Potential for Contracting Selected Operations at the Air Force Academy Cadet Dining Hall
FPCD-77-57: Published: Jun 20, 1977. Publicly Released: Jun 27, 1977.
- Full Report:
A review of proposed contracting of sanitation and supply services at the Air Force Academy Cadet Dining Hall was conducted in response to concerns about possible job losses, validity of cost analysis, and the quality of contract services. The Office of Management and Budget Circular A-76 established the policy that Federal agencies shall rely on private enterprise for commercial products and services unless in-house services are justified. When justified because of lower costs, in-house services must be supported by periodic cost analyses.

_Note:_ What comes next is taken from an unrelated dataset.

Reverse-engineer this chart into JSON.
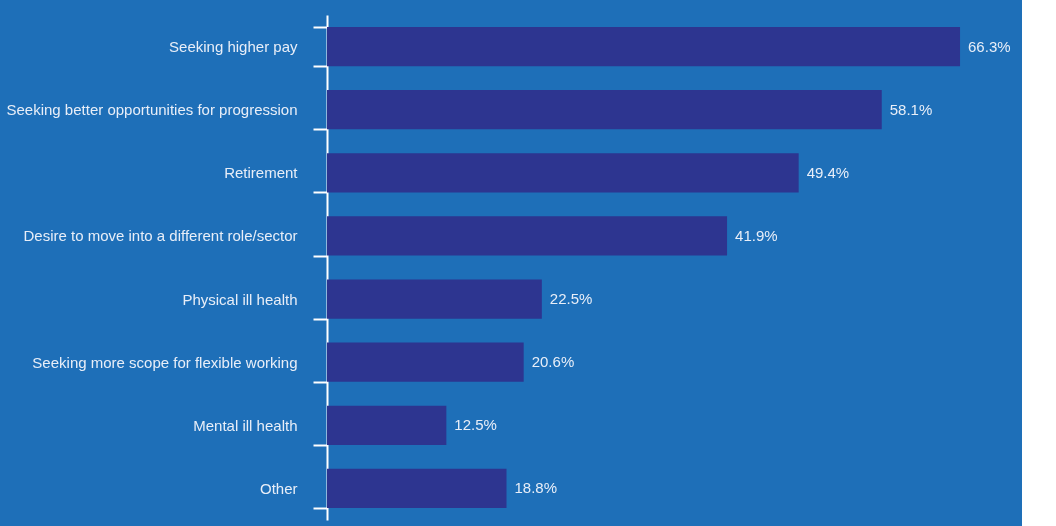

In response to former GAO recommendations, the Academy negotiated for services, but negotiations were canceled after the propriety of procurement techniques was questioned. Cost analysis techniques were found to be in general accordance with requirements. It indicated that contracting services would offer approximately 34 percent savings over in-house costs, primarily because of lower wage rates and benefits paid by the contractor. GAO believed that additional annual savings of $845,000 could be realized by contracting for waiter services. Although there was no basis for evaluating comparative quality of services, it was believed that initially contract services are lower in quality but improve with experience. It was estimated that 61 people would have lost their Federal positions if procurement had been completed. Those working for the contractor would have been paid lower wages, which would have affected the local economy.
Recommendation for Executive Action
Comments: Please call 202/512-6100 for additional information.
Recommendation: The Academy Superintendent should: use formal advertising procedures in making the analysis required by Circular A-76, and justify any continued in-house operations of the cadet dining hall; and review the justification for military positions and use civilian employees where possible. The Chairman of the Civil Service Commission should expand wage surveys to include laundry and food service industries.